Abstract
Low salinity waterflooding is an emerging EOR technique in which the salinity of the injected water is controlled to improve oil recovery over conventional higher salinity waterflooding. Corefloods and single well chemical tracer tests have shown that low salinity waterflooding can improve basic waterflood performance by 5 to 38%. This paper describes a model of low salinity flooding that can be used to evaluate projects, shows the implications of that model, demonstrates its use to represent corefloods and single well tests as well as field scale simulations, and gives insight into the reservoir engineering of low salinity floods.

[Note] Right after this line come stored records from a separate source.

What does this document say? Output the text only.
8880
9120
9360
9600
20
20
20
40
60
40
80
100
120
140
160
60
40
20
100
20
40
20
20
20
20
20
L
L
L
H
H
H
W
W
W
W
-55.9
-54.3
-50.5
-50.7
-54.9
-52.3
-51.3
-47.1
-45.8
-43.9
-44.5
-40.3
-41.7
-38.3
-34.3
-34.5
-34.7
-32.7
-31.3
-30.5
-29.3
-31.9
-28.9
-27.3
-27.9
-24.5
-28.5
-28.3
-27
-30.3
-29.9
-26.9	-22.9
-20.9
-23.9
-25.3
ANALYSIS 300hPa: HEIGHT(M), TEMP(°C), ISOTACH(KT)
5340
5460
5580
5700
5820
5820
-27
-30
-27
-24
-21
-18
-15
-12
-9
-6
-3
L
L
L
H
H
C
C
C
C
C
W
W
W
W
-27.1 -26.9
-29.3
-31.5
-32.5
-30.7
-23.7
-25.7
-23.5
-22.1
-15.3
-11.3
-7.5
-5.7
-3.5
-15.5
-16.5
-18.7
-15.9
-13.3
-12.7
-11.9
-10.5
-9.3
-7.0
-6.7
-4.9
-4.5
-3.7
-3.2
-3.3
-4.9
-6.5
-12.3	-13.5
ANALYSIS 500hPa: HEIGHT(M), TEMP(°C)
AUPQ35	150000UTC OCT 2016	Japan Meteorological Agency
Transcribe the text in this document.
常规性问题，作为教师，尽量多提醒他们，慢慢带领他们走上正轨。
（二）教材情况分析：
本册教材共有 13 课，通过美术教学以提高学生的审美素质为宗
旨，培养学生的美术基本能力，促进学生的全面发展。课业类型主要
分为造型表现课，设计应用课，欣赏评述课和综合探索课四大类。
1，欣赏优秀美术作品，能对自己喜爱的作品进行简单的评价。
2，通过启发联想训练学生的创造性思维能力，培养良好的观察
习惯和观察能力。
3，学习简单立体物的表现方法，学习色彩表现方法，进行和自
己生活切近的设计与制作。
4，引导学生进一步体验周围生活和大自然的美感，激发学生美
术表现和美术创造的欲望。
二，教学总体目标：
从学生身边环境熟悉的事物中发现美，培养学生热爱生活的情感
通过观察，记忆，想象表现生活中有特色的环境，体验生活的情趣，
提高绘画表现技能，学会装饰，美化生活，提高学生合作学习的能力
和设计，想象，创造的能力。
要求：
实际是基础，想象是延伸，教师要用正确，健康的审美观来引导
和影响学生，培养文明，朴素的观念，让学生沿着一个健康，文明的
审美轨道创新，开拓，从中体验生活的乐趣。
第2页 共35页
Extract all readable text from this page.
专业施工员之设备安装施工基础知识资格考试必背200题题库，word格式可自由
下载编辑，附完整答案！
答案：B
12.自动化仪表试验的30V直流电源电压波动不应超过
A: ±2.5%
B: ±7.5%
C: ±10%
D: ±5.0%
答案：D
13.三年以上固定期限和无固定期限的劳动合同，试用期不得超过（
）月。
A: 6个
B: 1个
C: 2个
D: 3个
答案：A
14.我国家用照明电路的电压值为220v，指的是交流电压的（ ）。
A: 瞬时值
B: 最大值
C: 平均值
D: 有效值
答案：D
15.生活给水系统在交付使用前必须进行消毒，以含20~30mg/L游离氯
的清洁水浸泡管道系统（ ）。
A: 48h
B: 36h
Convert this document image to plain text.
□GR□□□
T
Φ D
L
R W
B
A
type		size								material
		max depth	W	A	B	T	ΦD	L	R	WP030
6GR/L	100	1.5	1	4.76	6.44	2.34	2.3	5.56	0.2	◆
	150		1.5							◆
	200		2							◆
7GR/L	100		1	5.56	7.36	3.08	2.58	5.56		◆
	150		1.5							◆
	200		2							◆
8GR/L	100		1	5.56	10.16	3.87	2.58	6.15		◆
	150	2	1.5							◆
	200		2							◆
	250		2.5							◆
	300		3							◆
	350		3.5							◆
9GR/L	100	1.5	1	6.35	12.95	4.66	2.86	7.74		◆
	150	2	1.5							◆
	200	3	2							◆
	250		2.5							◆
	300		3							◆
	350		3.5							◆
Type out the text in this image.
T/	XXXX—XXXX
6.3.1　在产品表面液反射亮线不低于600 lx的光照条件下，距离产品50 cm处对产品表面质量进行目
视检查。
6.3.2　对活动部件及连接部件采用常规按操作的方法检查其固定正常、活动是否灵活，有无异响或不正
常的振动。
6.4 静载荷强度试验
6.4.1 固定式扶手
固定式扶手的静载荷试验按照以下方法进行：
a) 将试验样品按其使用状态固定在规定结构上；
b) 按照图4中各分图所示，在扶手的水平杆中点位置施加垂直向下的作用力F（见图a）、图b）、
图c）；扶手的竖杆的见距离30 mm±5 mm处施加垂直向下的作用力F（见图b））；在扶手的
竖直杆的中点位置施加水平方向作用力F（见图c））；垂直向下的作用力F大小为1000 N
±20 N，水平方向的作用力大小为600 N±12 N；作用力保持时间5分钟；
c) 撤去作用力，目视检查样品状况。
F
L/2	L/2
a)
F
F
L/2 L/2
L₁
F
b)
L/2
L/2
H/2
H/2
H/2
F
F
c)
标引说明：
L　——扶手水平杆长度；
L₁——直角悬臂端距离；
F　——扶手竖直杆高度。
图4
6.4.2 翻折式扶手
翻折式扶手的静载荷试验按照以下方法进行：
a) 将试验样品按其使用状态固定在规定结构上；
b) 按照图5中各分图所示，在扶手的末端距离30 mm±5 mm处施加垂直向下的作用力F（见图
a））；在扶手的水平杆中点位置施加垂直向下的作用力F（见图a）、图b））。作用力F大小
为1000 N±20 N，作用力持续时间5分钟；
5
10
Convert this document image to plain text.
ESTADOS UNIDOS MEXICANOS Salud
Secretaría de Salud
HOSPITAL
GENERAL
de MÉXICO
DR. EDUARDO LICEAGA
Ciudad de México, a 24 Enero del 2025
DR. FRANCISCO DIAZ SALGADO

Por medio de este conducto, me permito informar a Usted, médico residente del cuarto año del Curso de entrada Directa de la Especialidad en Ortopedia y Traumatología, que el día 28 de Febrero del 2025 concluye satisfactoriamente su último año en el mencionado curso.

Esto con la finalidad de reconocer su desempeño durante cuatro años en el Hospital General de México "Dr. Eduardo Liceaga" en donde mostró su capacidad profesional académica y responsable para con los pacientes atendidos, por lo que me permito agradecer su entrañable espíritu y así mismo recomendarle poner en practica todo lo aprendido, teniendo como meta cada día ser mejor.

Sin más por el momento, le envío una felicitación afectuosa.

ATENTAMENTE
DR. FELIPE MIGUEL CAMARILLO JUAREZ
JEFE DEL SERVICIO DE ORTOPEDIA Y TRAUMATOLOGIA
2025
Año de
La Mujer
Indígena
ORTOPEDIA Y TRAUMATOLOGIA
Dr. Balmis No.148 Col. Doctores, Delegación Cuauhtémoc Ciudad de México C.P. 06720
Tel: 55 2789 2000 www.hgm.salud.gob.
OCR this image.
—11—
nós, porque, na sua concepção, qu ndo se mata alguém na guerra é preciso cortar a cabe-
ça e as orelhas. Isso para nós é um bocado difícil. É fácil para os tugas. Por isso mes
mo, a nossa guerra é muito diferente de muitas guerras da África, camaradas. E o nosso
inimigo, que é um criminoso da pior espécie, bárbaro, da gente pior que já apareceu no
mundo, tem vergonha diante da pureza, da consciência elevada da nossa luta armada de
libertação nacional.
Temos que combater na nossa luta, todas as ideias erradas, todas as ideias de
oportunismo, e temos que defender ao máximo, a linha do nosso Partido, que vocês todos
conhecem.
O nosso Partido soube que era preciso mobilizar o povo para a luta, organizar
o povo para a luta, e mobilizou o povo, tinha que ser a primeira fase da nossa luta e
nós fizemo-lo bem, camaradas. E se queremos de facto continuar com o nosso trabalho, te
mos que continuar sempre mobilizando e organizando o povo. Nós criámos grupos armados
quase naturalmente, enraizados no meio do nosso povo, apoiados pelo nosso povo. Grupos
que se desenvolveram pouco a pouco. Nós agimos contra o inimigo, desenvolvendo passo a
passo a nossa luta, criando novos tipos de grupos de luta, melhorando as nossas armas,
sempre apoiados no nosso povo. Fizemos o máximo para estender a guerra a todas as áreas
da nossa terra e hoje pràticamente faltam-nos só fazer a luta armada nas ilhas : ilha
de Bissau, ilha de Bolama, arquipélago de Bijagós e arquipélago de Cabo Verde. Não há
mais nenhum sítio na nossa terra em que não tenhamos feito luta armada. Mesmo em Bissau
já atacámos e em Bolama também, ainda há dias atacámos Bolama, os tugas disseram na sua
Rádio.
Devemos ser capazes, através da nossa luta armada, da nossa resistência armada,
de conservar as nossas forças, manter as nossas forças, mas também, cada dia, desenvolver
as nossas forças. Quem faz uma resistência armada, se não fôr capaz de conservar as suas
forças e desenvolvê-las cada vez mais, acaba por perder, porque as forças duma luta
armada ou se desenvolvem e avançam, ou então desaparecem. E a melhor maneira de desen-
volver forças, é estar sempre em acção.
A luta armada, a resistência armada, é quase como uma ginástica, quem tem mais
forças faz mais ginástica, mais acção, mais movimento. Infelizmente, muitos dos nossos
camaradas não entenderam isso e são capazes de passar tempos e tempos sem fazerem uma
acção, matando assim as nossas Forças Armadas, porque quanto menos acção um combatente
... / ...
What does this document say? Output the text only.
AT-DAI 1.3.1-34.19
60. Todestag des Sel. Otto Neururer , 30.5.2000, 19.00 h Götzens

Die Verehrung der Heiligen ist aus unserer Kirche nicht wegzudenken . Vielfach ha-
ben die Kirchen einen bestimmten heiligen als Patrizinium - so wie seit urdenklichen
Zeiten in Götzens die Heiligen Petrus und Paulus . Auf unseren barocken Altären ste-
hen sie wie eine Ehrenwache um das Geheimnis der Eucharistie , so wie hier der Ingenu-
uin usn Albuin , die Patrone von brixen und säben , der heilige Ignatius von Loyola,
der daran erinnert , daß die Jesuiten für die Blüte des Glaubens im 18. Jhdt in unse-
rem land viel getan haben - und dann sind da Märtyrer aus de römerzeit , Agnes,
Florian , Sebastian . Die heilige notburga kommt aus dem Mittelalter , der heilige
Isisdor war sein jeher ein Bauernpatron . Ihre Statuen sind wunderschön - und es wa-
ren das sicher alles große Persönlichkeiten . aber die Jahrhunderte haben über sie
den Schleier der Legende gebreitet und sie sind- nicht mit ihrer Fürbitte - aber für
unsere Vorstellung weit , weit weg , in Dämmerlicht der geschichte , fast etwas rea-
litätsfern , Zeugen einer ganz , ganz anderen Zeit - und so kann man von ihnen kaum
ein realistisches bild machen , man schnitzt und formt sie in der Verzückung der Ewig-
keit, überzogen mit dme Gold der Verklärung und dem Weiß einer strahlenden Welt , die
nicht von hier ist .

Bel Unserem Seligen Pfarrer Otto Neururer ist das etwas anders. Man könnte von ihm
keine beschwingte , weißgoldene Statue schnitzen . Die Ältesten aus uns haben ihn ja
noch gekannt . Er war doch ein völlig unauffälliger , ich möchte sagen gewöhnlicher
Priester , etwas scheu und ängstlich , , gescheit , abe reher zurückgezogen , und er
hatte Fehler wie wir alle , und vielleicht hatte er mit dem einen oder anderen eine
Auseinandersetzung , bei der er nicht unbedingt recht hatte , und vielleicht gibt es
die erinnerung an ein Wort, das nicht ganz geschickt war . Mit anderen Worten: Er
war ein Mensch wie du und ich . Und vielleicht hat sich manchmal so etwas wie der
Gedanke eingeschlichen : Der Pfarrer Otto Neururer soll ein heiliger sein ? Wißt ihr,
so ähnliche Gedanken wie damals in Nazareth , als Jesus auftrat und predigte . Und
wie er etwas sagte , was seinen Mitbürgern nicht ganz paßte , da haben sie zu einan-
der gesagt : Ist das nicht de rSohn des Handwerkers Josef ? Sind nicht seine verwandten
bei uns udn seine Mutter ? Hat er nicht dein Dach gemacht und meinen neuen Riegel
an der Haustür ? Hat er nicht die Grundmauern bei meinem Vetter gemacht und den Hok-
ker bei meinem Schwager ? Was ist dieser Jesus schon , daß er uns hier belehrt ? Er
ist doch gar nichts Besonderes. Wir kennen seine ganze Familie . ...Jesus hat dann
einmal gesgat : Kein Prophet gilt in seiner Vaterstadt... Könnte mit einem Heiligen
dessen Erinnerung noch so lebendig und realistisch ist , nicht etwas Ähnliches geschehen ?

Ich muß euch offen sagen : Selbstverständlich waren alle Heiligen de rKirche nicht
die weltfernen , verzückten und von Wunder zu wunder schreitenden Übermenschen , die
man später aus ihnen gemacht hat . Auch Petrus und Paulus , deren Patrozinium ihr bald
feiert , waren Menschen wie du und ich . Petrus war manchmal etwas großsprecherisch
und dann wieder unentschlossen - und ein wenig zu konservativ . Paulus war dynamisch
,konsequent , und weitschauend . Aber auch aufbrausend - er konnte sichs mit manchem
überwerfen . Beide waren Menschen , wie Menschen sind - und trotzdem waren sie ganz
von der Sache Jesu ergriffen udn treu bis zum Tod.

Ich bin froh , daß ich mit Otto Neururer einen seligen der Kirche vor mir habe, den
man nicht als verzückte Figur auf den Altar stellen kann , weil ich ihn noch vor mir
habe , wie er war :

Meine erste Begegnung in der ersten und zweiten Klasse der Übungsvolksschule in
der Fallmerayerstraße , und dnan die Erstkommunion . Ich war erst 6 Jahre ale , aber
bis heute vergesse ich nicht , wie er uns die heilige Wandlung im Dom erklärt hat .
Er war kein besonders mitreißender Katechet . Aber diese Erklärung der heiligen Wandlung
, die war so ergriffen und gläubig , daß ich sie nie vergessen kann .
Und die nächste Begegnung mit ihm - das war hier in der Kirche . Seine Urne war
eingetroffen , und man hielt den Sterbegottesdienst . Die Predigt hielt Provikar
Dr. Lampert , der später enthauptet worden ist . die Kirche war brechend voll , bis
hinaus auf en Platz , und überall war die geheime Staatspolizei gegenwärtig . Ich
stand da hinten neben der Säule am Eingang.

The model represents low salinity flooding using salinity dependent oil/water relative permeability functions resulting from wettability change. This is similar to other EOR modelling and conventional fractional flow theory can be adapted to describe the process in one dimension for secondary and tertiary low salinity waterflooding. This simple analysis shows that while some degree of connate water banking occurs it need not hinder the process. Because mixing of injected water with in situ water delays the attainment of low salinity, potentially preventing attainment of low salinity all together if very small slugs of low salinity water are used, care must be taken in representing mixing appropriately in interpreting data and in constructing models. The use of numerical dispersion to represent physical dispersion in 1D, radial and pattern simulations of this process is demonstrated, i.e. coarse simulations are shown to give the same result as fine grid simulations with appropriately large physical dispersion. In many applications, the fine grid simulation necessary to represent appropriate levels of dispersion is not practical and pseudoization is necessary. We demonstrate that this can be done by changing the salinity dependence and shapes of relative permeability curves.